L’équipe du théâtre qui planche surce projet depuis plus d’un an remet alors à Andréanne un document d’une centaine de pages qui comprend les retranscriptions des promenades-jasettes ayant eu lieu en 2018 dans les quatre quartiers du centre-ville. C’est un gros mandat qui attend l’autrice, de piger dans ces textes tout en étant fidèle autant à ce qui a été dit qu’aux fondements du TPL. Elle se sent toutefois bien épaulée et remercie l’équipe « pour cette magnifique liberté. »
L’arrivée de l’écriture
Étant avant tout acrobate, puis comédienne, Andréanne Joubert est plongée dans l’écriture au moment où deux amis lui proposent de créer un spectacle. La tâche de rédaction tombe sur elle et Jean-François Guilbaut qui s’adjoignent Rébecca Desraspe comme conseillère dramaturgique. Ainsi naît la pièce pour adolescents, Noyade(s), qui remportera de nombreux prix et sera publiée en 2016. Pour celle qui écrivait depuis presque toujours, enfin les mots prennent une place importante dans son univers créatif. « Cela m’a donné confiance et j’ai eu encore plus envie d’explorer ce médium. » Elle écrit aussi en 2018 La forêt des possibles, d’abord pour les finissants en théâtre du Collège Lionel-Groulx, qu’elle adapte pour moins de personnages lors de la publication.
La création de la pièce
Bien qu’elle n’a pas assisté aux promenades-jasettes, Andréanne est rapidement incluse dans les autres activités entourant Quatre-Quarts. Elle assiste à la fête du quartier Alexandre où elle est présentée et lors de laquelle les gens viennent lui confier des histoires. C’est d’ailleurs lors d’une de ces rencontres qu’elle trouve l’inspiration directe pour un des tableaux du quartier. Ne pouvant pas participer aux festivités du quartier des musées, elle répond tout de même à l’offre de Kristelle de préparer une activité qui pourrait l’aider dans sa création. Naît alors l’idée de la boîte à secrets de ce bal masqué, qui sera reprise lors du spectacle final de cet automne, avec certains secrets presque transcrits tels qu’offerts. Pour le quartier de la Cathédrale, sa famille est sa source d’inspiration. Ses parents étudiaient au Séminaire de Sherbrooke et au Mont-Notre-Dame et c’est accompagnée de ceux-ci qu’elle visitera les lieux de leur rencontre. « Écrire sur le centre-ville de Sherbrooke, c’est pour moi un beau hasard, car il fait partie de ma mythologie familiale », me dit Andréanne.

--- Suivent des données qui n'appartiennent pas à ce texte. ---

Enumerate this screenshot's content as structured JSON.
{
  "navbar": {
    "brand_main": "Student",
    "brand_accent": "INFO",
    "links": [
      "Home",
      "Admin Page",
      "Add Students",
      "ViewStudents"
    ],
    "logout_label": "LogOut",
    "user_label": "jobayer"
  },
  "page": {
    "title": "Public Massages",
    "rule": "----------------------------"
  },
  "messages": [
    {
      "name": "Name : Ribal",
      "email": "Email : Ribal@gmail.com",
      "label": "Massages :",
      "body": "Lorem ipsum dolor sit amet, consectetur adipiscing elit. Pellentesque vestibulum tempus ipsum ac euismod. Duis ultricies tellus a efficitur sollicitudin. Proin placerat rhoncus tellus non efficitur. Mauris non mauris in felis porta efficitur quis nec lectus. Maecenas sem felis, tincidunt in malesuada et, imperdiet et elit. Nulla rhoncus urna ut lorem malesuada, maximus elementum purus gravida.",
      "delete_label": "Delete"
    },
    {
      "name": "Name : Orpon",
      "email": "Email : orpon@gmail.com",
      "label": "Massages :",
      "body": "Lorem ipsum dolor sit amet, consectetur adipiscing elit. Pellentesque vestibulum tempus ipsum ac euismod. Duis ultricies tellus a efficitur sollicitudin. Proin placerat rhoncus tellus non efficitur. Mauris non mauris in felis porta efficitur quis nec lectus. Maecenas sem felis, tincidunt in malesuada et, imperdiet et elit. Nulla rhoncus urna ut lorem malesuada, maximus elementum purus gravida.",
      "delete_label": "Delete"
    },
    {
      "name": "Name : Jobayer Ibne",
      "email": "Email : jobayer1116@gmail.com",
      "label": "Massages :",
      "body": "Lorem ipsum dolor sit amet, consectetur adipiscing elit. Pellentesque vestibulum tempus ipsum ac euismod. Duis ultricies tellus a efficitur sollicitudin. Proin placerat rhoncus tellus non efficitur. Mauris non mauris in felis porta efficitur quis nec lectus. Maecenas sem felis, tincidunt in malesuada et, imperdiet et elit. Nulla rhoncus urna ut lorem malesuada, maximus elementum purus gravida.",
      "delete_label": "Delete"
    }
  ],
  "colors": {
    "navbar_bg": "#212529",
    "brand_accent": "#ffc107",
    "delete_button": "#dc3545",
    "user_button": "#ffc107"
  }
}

Le principal défi pour ce spectacle était de trouver un fil, une structure. Suivre des personnages d’un quartier à l’autre faisait passer à côté de tellement d’histoires. Ce sont donc les quartiers qui deviennent des personnages dans cette fresque sherbrookoise. Ils sont présentés sur plusieurs facettes à l’aide de plusieurs histoires, lors de tableaux « courtepointe ». Pour continuer de s’inspirer, Andréanne écrit directement sur les lieux où seront jouées les scènes. Lieux qu’elle a préalablement visités avec la metteure en scène Tamara Brown. « Un jour, alors que Tamara et moi étions en train de regarder l’ancienne prison Winter en discutant activement, un homme nous interpelle et vient jaser avec nous. Il avait été prisonnier dans les dernières années d’opération. C’est comme si à ce moment, un de nos personnages prenait vie devant nous. » Les histoires ne sont plus celles d’Andréanne à présent, ce sont celles des quartiers de notre ville qui prendront aussi vie devant nous très bientôt.